The tricarboxylic acid (TCA) cycle enzymes like succinate dehydrogenase,
isocitrate dehydrogenase, malate dehydrogenase and respiratory complex enzyme
activities were assessed to evaluate mitochondrial function. Oxidative stress was
assessed based on the activities of antioxidant enzymes, level of reactive oxygen
species, lipid peroxidation and reduced glutathione. Mitochondrial swelling was
also analyzed. Ultra structural changes in renal tissue were analyzed with
electron microscope. Hyperoxaluria induced a decrease in the activities of TCA
cycle enzymes and respiratory complex enzymes. The oxidative stress was evident
by the decrease in antioxidant enzymes, glutathione and an increase in reactive
species and lipid peroxidation in mitochondria. Mitochondrial damage was evident
by increased mitochondrial swelling. Administration of fucoidan, decreased
reactive oxygen species, lipid peroxidation (P<0.05), mitochondrial swelling and
increased the activities of antioxidant enzymes and glutathione levels (P<0.05)
and normalized the activities of mitochondrial TCA cycle and respiratory complex
enzymes (P<0.05). From the present study, it can be concluded that mitochondrial
damage is an essential event in hyperoxaluria, and fucoidan was able to
effectively prevent it and thereby the renal damage in hyperoxaluria.
PMID: 18001705 [PubMed - indexed for MEDLINE]

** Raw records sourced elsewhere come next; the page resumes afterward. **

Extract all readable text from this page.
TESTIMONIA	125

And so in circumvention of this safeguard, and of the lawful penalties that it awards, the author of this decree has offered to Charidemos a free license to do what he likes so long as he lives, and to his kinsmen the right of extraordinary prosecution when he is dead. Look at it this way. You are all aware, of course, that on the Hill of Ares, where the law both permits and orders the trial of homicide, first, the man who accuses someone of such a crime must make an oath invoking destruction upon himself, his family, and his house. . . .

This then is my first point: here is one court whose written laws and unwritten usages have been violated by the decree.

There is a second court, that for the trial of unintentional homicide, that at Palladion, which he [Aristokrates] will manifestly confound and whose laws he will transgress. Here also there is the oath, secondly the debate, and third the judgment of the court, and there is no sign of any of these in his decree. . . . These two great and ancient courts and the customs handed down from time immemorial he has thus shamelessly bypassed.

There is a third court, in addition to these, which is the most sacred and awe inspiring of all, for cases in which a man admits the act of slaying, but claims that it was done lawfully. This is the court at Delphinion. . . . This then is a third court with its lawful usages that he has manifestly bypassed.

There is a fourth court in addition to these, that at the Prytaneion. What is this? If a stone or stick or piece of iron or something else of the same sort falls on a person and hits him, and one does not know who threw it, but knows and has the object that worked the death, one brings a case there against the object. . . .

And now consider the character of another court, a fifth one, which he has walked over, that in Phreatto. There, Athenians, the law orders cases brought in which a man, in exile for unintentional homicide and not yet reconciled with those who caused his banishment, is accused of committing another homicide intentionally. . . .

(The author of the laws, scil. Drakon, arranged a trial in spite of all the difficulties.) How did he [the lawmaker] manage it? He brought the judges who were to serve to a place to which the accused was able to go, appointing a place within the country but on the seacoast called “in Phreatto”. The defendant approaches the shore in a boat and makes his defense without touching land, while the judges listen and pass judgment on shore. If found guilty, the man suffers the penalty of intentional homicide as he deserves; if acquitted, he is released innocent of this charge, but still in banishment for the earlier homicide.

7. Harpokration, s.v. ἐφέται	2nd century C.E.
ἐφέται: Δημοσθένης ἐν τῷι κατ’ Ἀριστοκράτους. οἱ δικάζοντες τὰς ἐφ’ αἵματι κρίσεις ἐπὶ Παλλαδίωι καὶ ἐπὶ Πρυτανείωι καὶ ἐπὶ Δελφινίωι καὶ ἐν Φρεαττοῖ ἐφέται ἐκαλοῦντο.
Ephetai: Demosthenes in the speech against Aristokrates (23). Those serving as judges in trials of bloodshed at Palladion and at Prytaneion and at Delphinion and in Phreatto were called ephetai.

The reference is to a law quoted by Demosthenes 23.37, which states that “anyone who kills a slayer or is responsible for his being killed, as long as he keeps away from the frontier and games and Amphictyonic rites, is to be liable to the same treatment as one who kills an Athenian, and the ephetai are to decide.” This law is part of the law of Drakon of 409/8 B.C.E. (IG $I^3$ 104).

Mitochondrial damage, cytotoxicity and apoptosis in iron-potentiated alcoholic
liver fibrosis: amelioration by taurine.
Lakshmi Devi S, Anuradha CV.
Department of Biochemistry and Biotechnology, Annamalai University, Annamalai
Nagar, Chidambaram, 608 002, Tamil Nadu, India.
Taurine effectively prevents ischemia-induced apoptosis in the cardiomyocytes and
hypothalamic nuclei. The present study explores the influence of taurine on
mitochondrial damage, oxidative stress and apoptosis in experimental liver
fibrosis. Male albino Wistar rats were divided into six groups and maintained for
a period of 60 days as follows: Group I, control; Group II, ethanol treatment [6
g/(kg/day)]; Group III, fibrosis induced by ethanol and iron (0.5% w/w); Group
IV, ethanol + iron + taurine (2% w/v); Group V, ethanol + taurine treatment and
Group VI, control + taurine treatment. Hepatocytes isolated from ethanol plus
iron-treated rats showed decreased cell viability and redox ratio, increased
reactive oxygen species formation, lipid peroxidation, DNA fragmentation, and
formation of apoptotic bodies. Liver mitochondria showed increased susceptibility
to swell, diminished activities of mitochondrial respiratory chain complexes and
antioxidants. Taurine administration to fibrotic rats restored mitochondrial
function, reduced reactive oxygen species formation, prevented DNA damage, and
apoptosis. Thus taurine might contribute to the amelioration of the disease
process.
PMID: 19381777 [PubMed - as supplied by publisher]
Un integratore di kelp (titolato in fucoidani) e taurina sarebbe economico e, sulla carta, con ottime referenze. Che ne dici?